Gli alunni immigrati, chiede Santerini “devono essere considerati a pieno titolo cittadini” e quindi “non ci si puo’ limitare a misure compensatorie di carattere speciale. Si tratta, invece, di assumere la diversita’ come paradigma dell’identita’ stessa della scuola nel pluralismo. Come occasione per aprire l’intero sistema a tutte le differenze: di provenienza, genere,livello sociale, storia scolastica”.
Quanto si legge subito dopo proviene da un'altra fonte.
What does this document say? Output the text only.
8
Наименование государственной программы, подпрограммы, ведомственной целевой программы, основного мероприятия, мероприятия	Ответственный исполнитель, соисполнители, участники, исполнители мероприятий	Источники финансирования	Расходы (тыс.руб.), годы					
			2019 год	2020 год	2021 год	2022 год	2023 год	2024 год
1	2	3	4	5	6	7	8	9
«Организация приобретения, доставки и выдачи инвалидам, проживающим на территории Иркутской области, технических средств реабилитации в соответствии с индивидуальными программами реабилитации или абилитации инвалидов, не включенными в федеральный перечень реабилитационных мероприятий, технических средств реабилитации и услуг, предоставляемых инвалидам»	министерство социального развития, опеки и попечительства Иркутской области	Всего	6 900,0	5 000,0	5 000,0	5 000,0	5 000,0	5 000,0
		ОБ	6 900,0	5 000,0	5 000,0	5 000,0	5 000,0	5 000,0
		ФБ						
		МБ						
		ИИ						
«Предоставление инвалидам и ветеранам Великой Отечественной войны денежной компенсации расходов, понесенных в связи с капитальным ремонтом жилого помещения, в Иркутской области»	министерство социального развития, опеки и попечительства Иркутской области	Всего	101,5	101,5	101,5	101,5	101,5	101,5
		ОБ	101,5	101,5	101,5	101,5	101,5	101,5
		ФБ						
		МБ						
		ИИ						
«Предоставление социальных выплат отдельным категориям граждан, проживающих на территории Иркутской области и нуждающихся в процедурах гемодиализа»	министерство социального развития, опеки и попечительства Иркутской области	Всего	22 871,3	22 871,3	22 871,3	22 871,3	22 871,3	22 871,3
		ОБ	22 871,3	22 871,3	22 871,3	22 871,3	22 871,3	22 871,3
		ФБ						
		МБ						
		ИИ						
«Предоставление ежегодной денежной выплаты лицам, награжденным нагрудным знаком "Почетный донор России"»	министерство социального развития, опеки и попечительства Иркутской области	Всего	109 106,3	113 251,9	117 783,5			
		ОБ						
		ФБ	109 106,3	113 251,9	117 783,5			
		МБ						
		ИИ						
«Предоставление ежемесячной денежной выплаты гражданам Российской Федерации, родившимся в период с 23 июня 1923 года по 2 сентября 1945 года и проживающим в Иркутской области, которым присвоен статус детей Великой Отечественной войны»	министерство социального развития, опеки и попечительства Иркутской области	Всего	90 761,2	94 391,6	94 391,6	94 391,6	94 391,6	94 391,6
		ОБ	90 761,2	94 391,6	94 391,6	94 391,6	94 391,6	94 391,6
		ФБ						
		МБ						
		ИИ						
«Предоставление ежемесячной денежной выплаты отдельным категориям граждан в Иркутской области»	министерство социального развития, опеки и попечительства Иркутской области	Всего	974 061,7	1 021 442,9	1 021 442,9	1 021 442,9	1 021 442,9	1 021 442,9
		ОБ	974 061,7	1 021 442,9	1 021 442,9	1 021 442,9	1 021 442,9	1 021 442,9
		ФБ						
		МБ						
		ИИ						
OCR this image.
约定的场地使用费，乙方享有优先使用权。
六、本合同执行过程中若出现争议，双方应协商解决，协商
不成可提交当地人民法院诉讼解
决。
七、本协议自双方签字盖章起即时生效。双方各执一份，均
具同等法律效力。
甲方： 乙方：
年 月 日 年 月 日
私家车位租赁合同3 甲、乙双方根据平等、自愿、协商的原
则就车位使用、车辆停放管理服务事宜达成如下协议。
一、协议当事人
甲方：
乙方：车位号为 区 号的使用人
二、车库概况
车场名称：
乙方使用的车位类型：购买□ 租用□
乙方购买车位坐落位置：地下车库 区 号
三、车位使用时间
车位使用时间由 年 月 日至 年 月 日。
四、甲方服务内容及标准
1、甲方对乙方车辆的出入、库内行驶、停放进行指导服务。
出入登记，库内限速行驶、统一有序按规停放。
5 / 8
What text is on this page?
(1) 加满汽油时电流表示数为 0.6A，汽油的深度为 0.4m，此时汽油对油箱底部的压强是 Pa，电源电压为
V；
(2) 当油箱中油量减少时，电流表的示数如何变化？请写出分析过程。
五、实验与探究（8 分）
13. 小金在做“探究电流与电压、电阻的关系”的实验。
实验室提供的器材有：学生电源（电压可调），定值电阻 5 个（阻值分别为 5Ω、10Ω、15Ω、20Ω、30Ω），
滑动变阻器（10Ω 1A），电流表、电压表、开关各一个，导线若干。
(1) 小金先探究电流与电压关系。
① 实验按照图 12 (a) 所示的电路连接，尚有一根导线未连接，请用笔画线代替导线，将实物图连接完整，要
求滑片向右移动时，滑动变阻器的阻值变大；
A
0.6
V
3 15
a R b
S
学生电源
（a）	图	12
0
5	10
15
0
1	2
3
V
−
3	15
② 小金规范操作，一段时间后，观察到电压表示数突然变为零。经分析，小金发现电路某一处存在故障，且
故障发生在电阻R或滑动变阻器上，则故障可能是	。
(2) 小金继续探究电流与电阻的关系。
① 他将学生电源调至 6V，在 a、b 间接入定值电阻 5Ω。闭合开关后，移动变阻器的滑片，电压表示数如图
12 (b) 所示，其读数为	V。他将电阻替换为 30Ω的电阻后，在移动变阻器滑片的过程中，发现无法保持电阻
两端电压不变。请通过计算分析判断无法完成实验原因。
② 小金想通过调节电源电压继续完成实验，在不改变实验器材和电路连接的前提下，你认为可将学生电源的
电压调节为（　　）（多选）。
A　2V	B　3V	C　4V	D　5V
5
Tra le proposte emendative all’articolo 2 del ddl di riforma sulla scuola spiccano alcune richieste: “l’apporto delle comunita’ di origine e dei mediatori culturali” per sviluppare la ‘dimensione interculturale”; “potenziare i corsi di insegnamento intensivo della lingua italiana per i neo arrivati”; “evitare classi speciali o separate”.
A sostenere le proposte c’era anche il deputato del Pd Khalid Chaouki. L’iniziativa e’ appoggiata dalle associazioniAssociazione Intercultura, Casa dei diritti sociali, Cemea, Cies,Comunita’ di S. Egidio, Crea, Determinati per l’Italia,Fondazione Exodus, Ismu, Movimento politico per l’unita’, Mus-E, Rete scuole migranti, Teorema, WeWorld.